These British TV shows have all the best dark humor jokes
Let’s just say it as it is: British humor wins. The British are not afraid to venture into the acerbic, the inappropriate, and the darkest alleyways when they’re cracking a joke. They know how to make their audiences choke on laughter without losing hold of the absurdities of life. Let’s have a look at British shows that do this well.
Monty Python’s Flying Circus
If you want a treat packed with British observational humor, sketches, sight gags, double entendres, and intelligent jokes, Monty Python’s Flying Circus is meant for you. One of the best comedy-sketch shows in television history, Monty Python’s Flying Circus is quite possibly the inspiration behind all the modern-day sketches. And that includes Saturday Night Live.

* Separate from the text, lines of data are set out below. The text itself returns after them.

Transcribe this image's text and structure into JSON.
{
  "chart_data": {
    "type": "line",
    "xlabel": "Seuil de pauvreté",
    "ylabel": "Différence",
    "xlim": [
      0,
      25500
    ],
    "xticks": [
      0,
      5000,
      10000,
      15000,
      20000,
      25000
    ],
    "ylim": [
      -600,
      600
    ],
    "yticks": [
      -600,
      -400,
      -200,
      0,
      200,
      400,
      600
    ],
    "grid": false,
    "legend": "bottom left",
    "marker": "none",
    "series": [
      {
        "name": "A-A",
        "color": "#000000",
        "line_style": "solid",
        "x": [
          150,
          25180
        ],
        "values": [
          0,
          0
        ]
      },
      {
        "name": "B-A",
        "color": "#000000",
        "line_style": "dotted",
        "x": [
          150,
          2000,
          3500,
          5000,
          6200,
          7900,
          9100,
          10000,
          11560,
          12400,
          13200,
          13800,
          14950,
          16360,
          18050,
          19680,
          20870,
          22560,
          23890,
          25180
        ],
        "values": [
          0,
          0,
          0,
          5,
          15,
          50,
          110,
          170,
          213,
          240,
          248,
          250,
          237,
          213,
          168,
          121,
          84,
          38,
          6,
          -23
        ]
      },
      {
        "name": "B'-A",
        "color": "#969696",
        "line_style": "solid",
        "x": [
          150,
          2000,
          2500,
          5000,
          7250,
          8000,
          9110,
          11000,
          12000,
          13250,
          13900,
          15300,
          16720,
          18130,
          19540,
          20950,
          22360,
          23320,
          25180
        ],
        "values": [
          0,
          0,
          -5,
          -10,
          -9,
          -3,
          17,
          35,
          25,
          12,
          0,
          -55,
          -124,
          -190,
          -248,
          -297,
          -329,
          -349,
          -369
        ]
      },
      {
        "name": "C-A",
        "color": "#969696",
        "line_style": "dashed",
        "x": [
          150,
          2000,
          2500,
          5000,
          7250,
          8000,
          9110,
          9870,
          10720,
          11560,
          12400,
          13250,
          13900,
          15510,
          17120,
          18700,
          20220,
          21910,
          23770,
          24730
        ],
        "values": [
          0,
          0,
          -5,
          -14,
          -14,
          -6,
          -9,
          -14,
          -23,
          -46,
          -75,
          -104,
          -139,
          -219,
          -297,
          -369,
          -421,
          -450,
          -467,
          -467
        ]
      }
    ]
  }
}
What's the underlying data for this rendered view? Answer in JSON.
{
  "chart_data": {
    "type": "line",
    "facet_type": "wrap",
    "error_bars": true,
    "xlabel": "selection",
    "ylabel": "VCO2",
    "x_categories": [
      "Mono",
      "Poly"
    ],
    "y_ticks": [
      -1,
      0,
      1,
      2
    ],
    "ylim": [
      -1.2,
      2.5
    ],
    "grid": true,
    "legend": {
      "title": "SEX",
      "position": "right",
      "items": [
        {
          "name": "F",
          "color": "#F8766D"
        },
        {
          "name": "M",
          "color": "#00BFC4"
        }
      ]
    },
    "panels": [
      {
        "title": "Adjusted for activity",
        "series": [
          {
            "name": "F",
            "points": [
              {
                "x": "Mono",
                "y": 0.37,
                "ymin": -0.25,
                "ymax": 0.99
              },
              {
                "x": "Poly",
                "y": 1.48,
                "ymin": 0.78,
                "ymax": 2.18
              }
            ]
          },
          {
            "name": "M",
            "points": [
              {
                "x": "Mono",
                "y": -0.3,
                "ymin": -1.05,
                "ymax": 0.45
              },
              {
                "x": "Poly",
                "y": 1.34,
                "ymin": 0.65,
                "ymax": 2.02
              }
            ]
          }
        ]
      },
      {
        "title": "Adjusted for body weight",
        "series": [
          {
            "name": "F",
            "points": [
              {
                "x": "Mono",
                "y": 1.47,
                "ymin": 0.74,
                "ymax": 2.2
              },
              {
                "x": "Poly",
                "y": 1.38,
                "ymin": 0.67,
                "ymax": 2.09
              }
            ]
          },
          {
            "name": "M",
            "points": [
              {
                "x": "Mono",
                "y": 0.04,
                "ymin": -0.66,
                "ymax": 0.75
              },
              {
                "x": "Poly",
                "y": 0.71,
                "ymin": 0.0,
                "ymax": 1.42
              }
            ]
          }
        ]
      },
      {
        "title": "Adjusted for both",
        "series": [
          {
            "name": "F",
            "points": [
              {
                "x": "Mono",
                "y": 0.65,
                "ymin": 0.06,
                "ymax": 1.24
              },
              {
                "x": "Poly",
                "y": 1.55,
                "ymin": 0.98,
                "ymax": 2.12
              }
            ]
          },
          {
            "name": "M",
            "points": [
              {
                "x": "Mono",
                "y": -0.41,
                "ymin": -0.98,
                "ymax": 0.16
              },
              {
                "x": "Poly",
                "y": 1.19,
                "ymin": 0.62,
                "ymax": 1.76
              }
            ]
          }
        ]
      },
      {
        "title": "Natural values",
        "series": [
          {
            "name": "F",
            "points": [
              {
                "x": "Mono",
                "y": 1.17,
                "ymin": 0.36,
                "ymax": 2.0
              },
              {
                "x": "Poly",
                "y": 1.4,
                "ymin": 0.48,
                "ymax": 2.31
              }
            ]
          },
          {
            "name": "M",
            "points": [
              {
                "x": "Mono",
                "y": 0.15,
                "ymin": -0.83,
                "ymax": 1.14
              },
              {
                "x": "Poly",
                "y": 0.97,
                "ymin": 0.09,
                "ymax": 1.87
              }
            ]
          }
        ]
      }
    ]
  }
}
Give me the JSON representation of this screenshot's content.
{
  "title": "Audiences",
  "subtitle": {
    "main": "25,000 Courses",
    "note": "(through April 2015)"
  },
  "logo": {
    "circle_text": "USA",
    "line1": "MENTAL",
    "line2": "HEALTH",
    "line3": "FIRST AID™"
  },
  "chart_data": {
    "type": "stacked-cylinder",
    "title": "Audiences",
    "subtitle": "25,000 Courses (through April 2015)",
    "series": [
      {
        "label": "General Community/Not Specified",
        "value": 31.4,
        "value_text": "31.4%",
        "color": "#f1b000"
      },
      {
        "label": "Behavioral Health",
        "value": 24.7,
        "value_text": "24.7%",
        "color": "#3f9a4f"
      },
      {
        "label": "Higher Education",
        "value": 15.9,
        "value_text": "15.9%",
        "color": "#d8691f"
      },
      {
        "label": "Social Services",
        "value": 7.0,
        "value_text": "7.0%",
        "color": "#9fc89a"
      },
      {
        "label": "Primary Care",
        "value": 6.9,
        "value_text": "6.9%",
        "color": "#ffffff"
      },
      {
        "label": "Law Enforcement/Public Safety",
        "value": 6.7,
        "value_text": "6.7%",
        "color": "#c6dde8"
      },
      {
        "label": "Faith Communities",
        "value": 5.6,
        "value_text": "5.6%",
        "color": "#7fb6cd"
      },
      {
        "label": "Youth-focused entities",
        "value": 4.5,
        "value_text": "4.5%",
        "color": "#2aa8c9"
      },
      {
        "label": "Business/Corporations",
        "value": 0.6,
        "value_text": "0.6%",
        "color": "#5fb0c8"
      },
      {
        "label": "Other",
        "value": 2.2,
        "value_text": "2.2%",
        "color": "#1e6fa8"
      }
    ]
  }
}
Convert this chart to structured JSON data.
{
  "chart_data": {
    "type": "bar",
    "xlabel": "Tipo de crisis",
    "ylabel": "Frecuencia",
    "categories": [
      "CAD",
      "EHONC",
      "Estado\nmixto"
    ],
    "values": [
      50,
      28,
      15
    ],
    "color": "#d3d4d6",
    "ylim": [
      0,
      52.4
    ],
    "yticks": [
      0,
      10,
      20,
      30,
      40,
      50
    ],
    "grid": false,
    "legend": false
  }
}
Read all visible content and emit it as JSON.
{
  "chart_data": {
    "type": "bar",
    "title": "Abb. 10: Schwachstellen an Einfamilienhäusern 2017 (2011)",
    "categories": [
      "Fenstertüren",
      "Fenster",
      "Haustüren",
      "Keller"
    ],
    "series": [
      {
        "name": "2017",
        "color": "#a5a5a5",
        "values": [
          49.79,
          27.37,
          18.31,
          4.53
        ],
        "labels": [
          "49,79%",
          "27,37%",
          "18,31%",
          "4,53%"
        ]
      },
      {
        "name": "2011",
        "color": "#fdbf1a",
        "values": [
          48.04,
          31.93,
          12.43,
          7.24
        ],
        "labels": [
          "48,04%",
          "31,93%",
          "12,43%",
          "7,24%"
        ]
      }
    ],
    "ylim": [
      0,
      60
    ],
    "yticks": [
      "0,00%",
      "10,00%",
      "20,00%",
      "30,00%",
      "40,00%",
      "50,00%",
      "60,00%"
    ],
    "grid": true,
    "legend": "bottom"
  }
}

The End of the F***ing World
You know how sometimes certain shows receive a lot of attention, so you have a hard time nailing down if they’d live up to the hype? Well, The End of the F***ing World does. It follows the story of two 17-year-olds who don’t fit in. Based on a graphic novel, this show follows their journey on a road trip where adventure meets horror. As for the comedy, it never really goes away.
It’s not hard to imagine Rupert Grint – who we know as Ron Weasley from the Harry Potter series – in a dark comedy. In Sick Note, he plays the role of a compulsive liar whose life is basically shattering in front of his eyes.
Not only is he failing grandly in both his personal & professional lives, but he also receives a fresh diagnosis for cancer. After learning of his diagnosis, everyone started treating him nicely. The twists don’t end there. As luck would have it, it was a misdiagnosis. So you can imagine the circus that follows from there.
If you haven’t watched Fleabag & crushed over the priest yet, you’re probably living under a rock. Phoebe Waller-Bridge shines with her dry-witted humor in both the seasons of Fleabag, a show that follows the life of this unnamed London-based protagonist who runs a cafe. The more you watch, the more you realize how life has broken her.
She’s lost her mother & best friend, so she’s living through the days in a haze. Grieving looks different on everyone, so consider Fleabag’s way of mourning unconventional. In the second season, she gets involved with a priest played by Andrew Scott – looking at the priest, who wouldn’t? – and in the process, unwittingly doles out profound wisdom.
Special shout-outs to the confession scene in the church, to Waller-Bridge’s monologue on feeling like a fake feminist, Belinda’s tirade on women & pain, and Olivia Colman for bringing such a nasty character to life. As Belinda says, “People Are All We’ve Got. So Grab The Night By Its Nipples And Go Flirt With Someone.”
Who can resist the perfect casting of Ricky Gervais as Tony, who was living his perfect life until his wife Lisa passed away, leaving him lost. We’ve got to say, the British know a thing or two about how grief changes people. Like Fleabag, After Life also takes a caustic look at this.
In After Life, Tony decides to deal with grief by stripping all filters on his words & thoughts. He does as he pleases, says whatever he likes, without giving a rat’s ass about others.
Created & written by Lisa McGee, Derry Girls brings humor to inane situations. It’s the kind of laugh-out-loud comedy that’s so rare these days. Derry Girls is the perfect combination: the 1990s, teenage girls, Ireland, coming-of-age comedy, and a lot of history.
We’ll admit, we have a thing for Olivia Coleman. In Flowers, she pairs up with Julian Barratt to play parents in an eccentric family. We all love a good family drama that goes deep into the dysfunction of families. Flowers brings so much more to the table – the children have unconventional inclinations, the troubled relationship of parents, the battle with depression, among other causes of friction.
Flowers makes for a great watch because it doesn’t let the darkness overpower the plot, instead, it revels in it.